Petitioners’ Arguments
- Action was arbitrary and discriminatory vis-à-vis Shiv Jyoti School.
- Hygiene, fire, and safety certificates were submitted but ignored.
- Students’ academic year was at stake; shifting mid-session would cause grave prejudice.
Respondent’s Arguments
- Distinction drawn:
- Shiv Jyoti School: only deficiencies (rectifiable).
- Petitioner-schools: serious bye-law violations, including:
- Sponsoring dummy/non-attending students.
- Manipulating records to mislead CBSE.
- Severe infrastructural gaps.
- Improper teacher–student ratio.
- Irregularities in attendance/staff registers.
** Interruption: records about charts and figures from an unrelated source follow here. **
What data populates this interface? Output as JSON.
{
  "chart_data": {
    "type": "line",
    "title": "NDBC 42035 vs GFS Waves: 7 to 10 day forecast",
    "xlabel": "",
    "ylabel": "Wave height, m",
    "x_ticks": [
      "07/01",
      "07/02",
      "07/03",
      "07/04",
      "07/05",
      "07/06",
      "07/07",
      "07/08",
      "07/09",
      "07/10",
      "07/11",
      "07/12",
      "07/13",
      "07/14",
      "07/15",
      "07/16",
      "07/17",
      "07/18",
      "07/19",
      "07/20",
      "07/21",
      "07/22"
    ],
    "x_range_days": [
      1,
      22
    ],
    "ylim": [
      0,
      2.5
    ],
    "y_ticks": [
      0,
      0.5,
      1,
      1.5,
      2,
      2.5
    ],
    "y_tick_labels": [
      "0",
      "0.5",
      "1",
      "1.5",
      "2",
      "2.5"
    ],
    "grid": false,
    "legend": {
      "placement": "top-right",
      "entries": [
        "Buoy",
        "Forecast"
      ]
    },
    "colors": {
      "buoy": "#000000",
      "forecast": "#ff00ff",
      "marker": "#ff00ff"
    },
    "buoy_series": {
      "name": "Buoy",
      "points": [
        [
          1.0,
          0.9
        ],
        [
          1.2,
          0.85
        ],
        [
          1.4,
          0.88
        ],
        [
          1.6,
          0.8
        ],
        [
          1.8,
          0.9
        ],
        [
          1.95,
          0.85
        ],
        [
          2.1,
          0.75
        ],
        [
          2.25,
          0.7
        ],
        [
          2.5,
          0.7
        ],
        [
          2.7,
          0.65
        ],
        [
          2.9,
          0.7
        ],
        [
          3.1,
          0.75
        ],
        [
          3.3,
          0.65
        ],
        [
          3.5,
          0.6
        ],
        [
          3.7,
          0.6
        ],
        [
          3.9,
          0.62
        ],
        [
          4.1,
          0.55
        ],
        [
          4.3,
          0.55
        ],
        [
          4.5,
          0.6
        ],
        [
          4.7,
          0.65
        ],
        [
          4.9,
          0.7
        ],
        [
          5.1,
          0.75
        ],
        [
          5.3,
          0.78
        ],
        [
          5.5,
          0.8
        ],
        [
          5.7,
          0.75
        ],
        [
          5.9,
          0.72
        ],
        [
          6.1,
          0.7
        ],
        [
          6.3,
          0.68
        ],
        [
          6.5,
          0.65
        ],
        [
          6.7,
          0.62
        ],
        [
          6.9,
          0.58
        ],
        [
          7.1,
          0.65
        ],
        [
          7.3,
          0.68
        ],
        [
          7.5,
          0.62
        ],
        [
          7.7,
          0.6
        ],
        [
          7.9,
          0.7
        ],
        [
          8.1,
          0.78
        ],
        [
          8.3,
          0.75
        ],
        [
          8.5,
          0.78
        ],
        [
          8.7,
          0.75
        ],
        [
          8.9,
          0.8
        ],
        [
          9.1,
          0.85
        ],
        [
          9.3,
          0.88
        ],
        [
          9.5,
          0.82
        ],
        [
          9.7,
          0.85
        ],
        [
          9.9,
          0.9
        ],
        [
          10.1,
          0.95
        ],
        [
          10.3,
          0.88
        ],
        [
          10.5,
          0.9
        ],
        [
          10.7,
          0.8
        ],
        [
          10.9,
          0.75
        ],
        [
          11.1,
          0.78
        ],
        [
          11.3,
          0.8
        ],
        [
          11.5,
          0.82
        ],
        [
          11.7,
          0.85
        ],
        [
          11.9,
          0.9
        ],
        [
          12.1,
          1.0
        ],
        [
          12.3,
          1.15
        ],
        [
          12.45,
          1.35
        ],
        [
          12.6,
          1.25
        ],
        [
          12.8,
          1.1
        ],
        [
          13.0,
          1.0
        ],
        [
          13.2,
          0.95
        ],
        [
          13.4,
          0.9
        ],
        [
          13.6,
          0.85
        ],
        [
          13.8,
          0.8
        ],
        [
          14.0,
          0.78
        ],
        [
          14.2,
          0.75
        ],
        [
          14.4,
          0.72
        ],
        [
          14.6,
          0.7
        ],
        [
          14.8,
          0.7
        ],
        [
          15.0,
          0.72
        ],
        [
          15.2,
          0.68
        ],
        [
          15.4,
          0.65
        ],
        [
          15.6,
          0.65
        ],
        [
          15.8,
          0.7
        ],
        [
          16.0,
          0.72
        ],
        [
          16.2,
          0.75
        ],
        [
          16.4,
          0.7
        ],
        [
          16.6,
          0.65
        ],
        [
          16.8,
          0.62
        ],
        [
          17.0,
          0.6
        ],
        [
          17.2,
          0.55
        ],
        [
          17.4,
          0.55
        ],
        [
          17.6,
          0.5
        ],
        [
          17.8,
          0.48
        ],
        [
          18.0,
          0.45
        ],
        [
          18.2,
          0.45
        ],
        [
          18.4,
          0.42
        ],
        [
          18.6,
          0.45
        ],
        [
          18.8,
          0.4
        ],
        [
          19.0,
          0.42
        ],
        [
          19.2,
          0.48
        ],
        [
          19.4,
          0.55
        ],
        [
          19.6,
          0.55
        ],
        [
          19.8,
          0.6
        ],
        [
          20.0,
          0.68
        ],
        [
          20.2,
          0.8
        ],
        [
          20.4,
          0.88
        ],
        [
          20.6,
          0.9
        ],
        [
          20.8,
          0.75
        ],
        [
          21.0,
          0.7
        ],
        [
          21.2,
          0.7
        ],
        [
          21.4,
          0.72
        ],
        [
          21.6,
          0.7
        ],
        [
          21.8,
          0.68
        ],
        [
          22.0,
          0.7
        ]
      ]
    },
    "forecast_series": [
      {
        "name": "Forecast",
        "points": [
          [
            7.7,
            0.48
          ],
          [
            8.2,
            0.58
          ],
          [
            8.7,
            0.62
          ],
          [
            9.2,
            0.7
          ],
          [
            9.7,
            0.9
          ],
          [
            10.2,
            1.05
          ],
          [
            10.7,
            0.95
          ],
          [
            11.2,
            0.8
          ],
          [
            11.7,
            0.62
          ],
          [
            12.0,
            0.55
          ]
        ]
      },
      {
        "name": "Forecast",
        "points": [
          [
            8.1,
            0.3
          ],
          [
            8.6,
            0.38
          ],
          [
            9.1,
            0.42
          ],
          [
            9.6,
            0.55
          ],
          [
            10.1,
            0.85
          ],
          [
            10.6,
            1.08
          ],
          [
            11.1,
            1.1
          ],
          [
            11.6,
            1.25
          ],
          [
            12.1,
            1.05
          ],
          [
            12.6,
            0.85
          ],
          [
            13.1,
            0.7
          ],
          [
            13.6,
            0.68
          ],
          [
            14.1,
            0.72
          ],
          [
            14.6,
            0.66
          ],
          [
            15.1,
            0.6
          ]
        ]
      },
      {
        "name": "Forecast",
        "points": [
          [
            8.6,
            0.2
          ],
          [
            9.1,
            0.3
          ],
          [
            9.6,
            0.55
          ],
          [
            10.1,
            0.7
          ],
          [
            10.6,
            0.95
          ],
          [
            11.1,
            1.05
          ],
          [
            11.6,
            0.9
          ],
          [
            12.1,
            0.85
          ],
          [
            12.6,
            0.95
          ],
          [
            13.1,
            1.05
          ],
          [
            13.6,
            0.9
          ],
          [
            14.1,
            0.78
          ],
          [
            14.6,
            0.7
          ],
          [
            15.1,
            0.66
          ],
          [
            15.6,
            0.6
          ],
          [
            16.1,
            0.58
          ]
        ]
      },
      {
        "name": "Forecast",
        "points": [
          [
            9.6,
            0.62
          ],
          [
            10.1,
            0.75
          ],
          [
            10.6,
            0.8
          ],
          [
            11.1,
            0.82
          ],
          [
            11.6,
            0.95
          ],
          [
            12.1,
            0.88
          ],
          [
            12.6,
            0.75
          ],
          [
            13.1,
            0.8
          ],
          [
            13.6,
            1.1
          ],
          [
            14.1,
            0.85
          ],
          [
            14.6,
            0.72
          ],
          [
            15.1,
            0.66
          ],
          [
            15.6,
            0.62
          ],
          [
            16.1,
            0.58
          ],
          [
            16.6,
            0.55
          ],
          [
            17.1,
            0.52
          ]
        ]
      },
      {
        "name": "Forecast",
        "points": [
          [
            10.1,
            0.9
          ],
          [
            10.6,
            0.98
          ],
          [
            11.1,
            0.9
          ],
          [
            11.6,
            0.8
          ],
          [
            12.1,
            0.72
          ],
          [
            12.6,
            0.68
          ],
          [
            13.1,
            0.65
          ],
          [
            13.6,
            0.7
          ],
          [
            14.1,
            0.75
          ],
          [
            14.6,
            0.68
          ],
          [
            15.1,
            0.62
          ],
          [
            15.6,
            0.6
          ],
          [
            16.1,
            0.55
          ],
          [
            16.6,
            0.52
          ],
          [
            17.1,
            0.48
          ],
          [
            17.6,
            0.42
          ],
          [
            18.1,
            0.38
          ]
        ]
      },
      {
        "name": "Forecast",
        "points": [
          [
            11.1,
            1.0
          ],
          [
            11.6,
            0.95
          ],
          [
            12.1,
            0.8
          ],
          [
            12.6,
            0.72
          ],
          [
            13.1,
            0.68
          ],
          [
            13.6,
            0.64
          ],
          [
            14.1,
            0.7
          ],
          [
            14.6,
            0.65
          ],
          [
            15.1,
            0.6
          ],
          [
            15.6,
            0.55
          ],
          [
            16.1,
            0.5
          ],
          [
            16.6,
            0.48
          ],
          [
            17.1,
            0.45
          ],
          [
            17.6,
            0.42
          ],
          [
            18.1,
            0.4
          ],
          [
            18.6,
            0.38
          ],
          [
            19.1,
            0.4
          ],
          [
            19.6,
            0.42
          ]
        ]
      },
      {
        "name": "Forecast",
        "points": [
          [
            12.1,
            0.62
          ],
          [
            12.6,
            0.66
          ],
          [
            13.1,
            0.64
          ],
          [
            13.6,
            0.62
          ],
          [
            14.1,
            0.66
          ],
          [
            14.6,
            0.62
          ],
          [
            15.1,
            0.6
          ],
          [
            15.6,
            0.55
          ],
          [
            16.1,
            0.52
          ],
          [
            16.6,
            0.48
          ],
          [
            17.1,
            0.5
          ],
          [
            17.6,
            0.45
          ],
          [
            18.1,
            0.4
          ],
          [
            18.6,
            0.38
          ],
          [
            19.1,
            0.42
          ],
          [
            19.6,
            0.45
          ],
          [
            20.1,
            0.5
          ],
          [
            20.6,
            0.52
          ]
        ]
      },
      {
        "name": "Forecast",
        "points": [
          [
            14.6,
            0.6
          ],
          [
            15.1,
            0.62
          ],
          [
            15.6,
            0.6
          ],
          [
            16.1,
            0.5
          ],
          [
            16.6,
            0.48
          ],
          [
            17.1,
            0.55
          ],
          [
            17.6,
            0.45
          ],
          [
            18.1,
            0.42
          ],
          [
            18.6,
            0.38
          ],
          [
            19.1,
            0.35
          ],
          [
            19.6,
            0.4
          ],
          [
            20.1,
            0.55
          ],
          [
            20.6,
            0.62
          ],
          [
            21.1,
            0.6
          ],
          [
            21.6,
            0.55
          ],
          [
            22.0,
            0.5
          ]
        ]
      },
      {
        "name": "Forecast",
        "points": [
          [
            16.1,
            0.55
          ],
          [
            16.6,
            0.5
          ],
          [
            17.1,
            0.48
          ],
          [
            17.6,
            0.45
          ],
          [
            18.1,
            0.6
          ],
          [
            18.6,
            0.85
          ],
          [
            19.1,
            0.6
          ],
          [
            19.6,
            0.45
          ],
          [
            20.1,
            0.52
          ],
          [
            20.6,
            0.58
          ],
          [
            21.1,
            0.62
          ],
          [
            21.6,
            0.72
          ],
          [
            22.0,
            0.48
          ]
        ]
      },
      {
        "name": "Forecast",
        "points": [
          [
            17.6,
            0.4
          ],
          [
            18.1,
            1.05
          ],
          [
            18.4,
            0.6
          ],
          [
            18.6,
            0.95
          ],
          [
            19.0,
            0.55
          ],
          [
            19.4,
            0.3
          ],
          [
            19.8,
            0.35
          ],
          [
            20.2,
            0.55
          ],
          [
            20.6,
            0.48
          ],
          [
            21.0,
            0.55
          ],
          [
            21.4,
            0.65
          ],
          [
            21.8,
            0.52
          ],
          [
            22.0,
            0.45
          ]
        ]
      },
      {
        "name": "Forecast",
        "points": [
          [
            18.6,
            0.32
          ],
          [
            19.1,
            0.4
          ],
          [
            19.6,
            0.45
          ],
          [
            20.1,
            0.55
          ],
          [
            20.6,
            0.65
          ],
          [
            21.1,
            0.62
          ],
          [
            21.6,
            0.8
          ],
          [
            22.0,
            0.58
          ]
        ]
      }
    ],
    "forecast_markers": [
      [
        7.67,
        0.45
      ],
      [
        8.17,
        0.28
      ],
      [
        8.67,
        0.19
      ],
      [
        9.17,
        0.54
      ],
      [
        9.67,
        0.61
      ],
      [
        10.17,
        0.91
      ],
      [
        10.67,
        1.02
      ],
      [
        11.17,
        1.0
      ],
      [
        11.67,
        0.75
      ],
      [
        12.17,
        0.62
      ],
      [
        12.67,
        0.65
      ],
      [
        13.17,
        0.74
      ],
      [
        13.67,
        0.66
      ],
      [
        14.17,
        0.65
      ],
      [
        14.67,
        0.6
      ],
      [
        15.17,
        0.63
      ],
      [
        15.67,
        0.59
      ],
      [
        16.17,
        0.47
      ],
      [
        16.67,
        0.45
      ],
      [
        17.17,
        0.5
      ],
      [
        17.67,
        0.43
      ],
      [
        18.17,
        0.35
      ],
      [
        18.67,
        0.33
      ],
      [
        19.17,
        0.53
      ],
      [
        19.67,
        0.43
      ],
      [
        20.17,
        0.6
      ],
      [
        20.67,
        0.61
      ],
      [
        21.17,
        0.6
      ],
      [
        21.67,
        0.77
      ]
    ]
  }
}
- Teachers not attending mandatory CBSE training.
Therefore, harsher action was justified.
Court’s Analysis
- All three schools earlier faced identical orders (29/30.10.2024).
- In April 2025, High Court had directed CBSE to reconsider their representations.
- CBSE gave different treatment—relief to Shiv Jyoti but rejection for petitioners.
- Court observed that CBSE must uniformly assess all three cases.
- Matter remitted back to CBSE to re-examine petitioners’ cases vis-à-vis Shiv Jyoti School and pass fresh orders within 4 weeks.
- Till then, students shall not be shifted mid-session; they must be allowed to file exam forms and appear in exams if otherwise eligible.
- CBSE may conduct random inspections of these schools.
- Schools restrained from taking new admissions in Classes IX–XII until further CBSE decision.
- Petitioners free to challenge any fresh adverse order before appropriate forum.
Parting Remarks by Court
- Took judicial notice of the menace of “dummy schools” in Rajasthan, particularly in Kota (linked with coaching institutes).
- Strongly criticized commercialization of education and parental pressure for JEE/NEET.
- Emphasized adverse mental health impact and career risks for students enrolled in dummy schools.
- Urged CBSE, RBSE and other boards to enforce strict bye-laws:
- Mandatory 75% attendance in Classes IX–XII.
- Random inspections.
- Strict action against schools and staff involved in dummy admissions.
The Court protected students’ interests mid-session, directed CBSE to reconsider schools’ cases on parity with Shiv Jyoti School, and issued broader observations against the dummy school system in Kota.